1 Kasım seçim analizi

                Sevgili okuyucular, siyasi bir atmosferin, heyecanlı günlerini yaşıyoruz. Gün geçtikçe saflar netleşiyor, insanlar oy verecekleri partiyi kafalarında şekillendiriyorlar.

                Elbette demokrasinin gereklerinden birisi de şu dur ki, insanlar hür iradeleriyle sandığa gitsinler ve hür iradeleriyle oylarını kullansınlar.

                Aslında olması gereken budur ve bunu uygulayan tek topluluksa maalesef ki batı toplumudur.  Bizler gibi az gelişmiş ülkelerde seçim atmosferi, hırçın, heyecanlı ve bazen de çatışmalı geçer. Kendi partilerine oy almak için insanların kimi zaman ekmeği ile, kimi zaman zaafları ile, kimi zaman da minnet ettirilerek oyu alınmaya çalışılır.

                Bunu hemen hemen tüm partiler yapar.

                Mesela, daha önceki seçimlerde ve 1 Kasım seçimde de PKK'nın Kürt halkına baskı yaptığı, baskı neticesinde oylarını aldığı, diğer muhalif parti yetkilileri tarafından defalarca ifade edilmiştir.

                Doğrudur, PKK insanları canı ve malıyla tehdit etmiş oyunu HDP'ye kullanmasını sağlamıştır. Bu realiteyi kimse inkar edemez.

                Peki PKK bunu en çok nerede yapmıştır? Tabi ki  kırsalda...

                O zaman metropoller başta olmak üzere şehir merkezlerinde  kimi tehdit etti?  Yani gönüllü verilen oyları, tehditle aldı demek bence kolaycılıktır.

                Doğruları konuşacak olursak, şimdi AKP 13 yıllık iktidarında devlet çalışanları üzerinde baskı kurmadı mı? Halka iş, aş vaadinde bulunarak iradelerine ipotek koymuyor mu?  AKP'ye oy vermesen müdürlüğünüzden alacağız, geçici temizlik, iş-kur işçiliğinden çıkaracağız demiyor mu? Elbette diyor.

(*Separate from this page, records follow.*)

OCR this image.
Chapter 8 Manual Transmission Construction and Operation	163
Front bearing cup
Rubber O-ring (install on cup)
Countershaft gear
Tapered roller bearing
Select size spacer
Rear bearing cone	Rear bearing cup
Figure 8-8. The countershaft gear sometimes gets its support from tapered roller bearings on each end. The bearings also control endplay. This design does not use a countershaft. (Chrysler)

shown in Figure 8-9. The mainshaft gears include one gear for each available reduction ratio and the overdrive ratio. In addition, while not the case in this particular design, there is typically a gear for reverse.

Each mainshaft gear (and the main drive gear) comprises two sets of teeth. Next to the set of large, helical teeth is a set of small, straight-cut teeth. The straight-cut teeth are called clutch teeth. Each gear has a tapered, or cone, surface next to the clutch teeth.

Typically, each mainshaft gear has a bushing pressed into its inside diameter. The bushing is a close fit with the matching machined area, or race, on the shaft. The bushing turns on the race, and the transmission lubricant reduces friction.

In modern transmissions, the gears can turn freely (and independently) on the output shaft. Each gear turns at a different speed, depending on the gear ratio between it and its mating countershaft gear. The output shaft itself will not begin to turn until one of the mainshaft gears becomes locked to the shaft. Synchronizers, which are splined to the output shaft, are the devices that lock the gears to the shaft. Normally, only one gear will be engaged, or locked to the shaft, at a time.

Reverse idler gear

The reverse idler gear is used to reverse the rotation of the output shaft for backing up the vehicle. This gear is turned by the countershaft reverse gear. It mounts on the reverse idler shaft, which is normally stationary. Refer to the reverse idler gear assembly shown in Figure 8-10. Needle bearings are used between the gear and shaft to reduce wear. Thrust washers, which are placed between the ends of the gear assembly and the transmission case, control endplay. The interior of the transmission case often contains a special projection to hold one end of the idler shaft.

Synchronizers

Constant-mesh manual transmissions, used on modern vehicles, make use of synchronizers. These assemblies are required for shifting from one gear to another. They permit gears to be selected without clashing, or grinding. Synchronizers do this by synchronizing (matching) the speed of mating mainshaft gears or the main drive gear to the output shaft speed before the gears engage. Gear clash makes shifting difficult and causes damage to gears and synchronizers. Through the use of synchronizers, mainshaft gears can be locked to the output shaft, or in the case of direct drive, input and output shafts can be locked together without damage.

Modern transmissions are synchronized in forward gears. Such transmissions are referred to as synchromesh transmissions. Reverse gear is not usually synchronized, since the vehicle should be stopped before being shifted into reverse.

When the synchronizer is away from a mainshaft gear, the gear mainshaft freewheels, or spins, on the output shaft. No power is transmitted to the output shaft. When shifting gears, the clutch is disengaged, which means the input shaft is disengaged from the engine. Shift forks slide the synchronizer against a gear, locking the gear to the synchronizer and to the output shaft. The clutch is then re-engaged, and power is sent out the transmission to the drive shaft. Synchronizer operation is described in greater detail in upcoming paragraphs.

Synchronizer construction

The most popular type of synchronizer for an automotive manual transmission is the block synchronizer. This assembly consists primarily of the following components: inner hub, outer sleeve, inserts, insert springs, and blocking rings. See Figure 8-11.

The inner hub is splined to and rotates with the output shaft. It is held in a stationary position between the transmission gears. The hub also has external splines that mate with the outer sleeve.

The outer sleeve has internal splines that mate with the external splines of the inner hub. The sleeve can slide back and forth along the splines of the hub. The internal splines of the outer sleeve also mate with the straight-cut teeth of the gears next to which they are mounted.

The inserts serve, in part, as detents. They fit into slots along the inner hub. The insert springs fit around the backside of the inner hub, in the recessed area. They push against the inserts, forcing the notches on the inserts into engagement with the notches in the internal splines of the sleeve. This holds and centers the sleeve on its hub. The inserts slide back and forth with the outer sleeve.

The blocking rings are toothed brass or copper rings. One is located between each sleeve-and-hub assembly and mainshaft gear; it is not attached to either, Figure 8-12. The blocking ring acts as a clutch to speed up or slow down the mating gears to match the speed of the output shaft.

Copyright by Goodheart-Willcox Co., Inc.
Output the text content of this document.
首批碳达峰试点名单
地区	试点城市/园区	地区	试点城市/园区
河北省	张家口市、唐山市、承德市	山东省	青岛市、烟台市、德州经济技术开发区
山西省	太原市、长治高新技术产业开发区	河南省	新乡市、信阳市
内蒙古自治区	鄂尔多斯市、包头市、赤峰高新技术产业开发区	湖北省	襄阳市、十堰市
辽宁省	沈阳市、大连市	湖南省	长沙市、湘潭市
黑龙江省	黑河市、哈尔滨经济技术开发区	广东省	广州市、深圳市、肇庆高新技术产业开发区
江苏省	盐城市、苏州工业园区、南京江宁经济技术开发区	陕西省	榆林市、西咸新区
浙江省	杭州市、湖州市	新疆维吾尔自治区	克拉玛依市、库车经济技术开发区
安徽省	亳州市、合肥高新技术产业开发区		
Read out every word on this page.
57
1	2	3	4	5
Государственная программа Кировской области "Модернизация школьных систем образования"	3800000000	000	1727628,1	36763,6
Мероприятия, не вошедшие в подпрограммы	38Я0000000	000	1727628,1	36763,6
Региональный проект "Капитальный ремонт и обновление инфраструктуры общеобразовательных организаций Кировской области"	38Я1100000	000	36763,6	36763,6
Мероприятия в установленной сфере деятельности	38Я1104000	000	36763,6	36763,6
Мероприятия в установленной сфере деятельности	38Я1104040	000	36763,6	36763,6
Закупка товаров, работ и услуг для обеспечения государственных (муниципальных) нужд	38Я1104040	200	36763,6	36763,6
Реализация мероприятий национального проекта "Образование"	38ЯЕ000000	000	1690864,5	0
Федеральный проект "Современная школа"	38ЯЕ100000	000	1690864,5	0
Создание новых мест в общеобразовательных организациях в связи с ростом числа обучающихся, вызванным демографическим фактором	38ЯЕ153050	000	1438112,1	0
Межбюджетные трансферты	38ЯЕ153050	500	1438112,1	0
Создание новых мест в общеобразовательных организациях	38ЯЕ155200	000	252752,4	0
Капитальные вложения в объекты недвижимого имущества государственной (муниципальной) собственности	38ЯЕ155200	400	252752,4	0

                Elbette iktidar "baskı" gücünü her daim çalışanların, iş adamlarının, ensesinde hissettirmiştir. Yani PKK baskı yapıyor demek doğru, bende katılıyorum doğruluğuna ama, AKP'nin kendisi aynı baskının kat kat fazlasını yapmıyor mu? Şu anda Iğdır'da kurum çalışanları üzerinde uygulanan baskının hangi boyutta olduğunu bilmiyor muyuz sanıyorlar.  

                Elbette yukarıda  dediğim gibi az gelişmiş ülkelerde bu gibi şeyler mutlaka olur.

                GELELİM IĞDIR'A

                Iğdır'da yaşanan siyaset her dönem bir şekilde Arap saçına dönüşür.

                Kimi zaman söylemler itici bulunur, kimi zaman partilerin aday dağılımı, oy bölünmesine sebep olur.

                İşte bunlardan birisi 1 Kasım'da yapılacak olan seçimle tam da örtüşüyor.

                7 Haziran'da HDP ile AKP yarışıyor,  MHP ile de CHP yarışıyor gözüküyordu.  

                Oysa iki Kürt, üç Türk aday yarışıyordu.  Oyların çoğunluğu HDP ile MHP'de bloklaşmıştı ama, Azeri Türkleri açısından dağılım, darmadağındı.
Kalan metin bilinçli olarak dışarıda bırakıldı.